Non, je ne connais pas le solfège. J’ai fait une école de musique mais j’étais plus intéressé à fumer ! J’ai fait des cours de guitare également mais ça s’est très mal passé, je détestais mon prof quand j’étais gamin. D’ailleurs mes parents m’ont fait remarquer récemment que je jouais beaucoup de guitare étant gosse, sauf quand je prenais des cours (rires). C’est très paradoxal ! Après, on a toujours eu un piano à la maison et plein d’instruments. Mais je ne sais pas lire une partition, faire un accord, je ne connais ni l’harmonie ni le solfège. Ce n’est pas faute d’avoir essayé car j’étais en cours de musicologie à l’Université, où on faisait des dictées de notes. J’étais avec des prodiges du conservatoire qui avaient l’oreille absolue. Je tapais des 0/20… Lors de plusieurs moments de ma vie, j’ai essayé de comprendre l’écriture de la musique, mais j’ai toujours échoué. C’est un langage ! Pendant très longtemps, c’était frustrant pour moi. Puis j’ai décidé de prendre ça comme une force pour moi. Je ne sais pas faire d’accords mais je sais faire un reef et créer une mélodie. En musique électronique, si tu arrives à faire une ligne de basse, tu peux réussir à camoufler le fait que tu ne saches pas faire d’accord. J’ai récupéré ça de mon époque guitariste. Le morceau qui a changé ma vie est « Seven Nation Army » de The White Stripes. C’est le morceau le plus simple, mais également le plus complexe que j’ai jamais entendu de ma vie. C’est une série de notes très simple mais ça marche indéfiniment. Pour ça, il faut avoir du cœur et pas forcément de connaissance en solfège.

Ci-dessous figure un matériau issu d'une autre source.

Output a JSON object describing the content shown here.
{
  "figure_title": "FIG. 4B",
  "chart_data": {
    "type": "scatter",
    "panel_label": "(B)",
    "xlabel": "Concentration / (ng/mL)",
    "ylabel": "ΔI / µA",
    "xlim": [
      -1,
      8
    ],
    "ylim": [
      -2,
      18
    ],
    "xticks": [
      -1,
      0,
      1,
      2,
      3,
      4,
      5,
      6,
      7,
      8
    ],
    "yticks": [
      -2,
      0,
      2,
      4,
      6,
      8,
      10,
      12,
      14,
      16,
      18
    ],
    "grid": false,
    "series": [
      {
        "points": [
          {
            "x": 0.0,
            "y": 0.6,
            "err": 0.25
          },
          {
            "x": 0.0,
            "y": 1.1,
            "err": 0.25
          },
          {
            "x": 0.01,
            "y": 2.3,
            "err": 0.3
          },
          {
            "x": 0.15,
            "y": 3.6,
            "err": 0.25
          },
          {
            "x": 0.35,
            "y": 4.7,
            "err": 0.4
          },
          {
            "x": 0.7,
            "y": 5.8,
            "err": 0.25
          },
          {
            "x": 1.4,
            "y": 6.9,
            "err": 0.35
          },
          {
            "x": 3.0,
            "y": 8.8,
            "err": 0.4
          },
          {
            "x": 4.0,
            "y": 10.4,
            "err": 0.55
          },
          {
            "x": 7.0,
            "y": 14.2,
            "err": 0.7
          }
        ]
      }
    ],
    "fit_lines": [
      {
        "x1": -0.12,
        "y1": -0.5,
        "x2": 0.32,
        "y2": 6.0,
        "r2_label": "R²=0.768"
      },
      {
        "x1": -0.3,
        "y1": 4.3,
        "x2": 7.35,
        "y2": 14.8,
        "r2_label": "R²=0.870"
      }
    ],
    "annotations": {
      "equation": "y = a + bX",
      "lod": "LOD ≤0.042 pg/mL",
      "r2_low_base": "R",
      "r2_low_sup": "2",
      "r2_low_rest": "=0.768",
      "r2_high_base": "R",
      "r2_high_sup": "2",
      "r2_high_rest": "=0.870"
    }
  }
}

En 2014, tu as été considéré comme le précurseur de la Bass House en sortant le remix “Hellcat” pour MUST DIE!. Comment expliques-tu que ce style est, 10 ans après, un des plus populaires de la scène électronique française et mondiale ?
J’en ai aucune idée pour être honnête avec toi. À l’époque, c’est SKisM qui m’avait demandé de faire le remix, le boss de Never Say Die. Je peux fermer les yeux et me rappeler de la conversation par mails ! Je lui ai écrit “Je ne sais pas si c’est de la grosse merde, ou si c’est le futur ce que je viens de faire”. Je savais que c’était l’un ou l’autre, mais je ne savais pas de quel côté de l’équation je me plaçais. SKisM m’a répondu “Je sais pas non plus” (rires) ! Je n’avais pas trop idée de ce que je faisais en sortant ce morceau. Ça a marché, car cela m’a permis d’attirer l’attention de Skrillex. Trois ans après, on a fait la collaboration « Chicken Soup ». D’ailleurs pareil, quand on l’avait fait, on ne savait pas si c’était nul ou le futur (rires). Donc des fois il faut faire un pari et se lancer. Il n’y avait pas de juste milieu… C’était soit un gros hit, soit une grosse daube. Pour “Hellcat”, c’était pareil. Je n’étais pas très inspiré en 2014 en plus, donc il fallait le sortir. Pour l’anecdote, JOYRYDE m’a raconté que c’était quand il avait entendu ce remix qu’il a commencé son projet. Il avait en tête de faire un son House un peu plus énervé, orienté Rave avec des sonorités Dubstep plus agressives. Ça lui a ouvert la porte et il s’est lancé.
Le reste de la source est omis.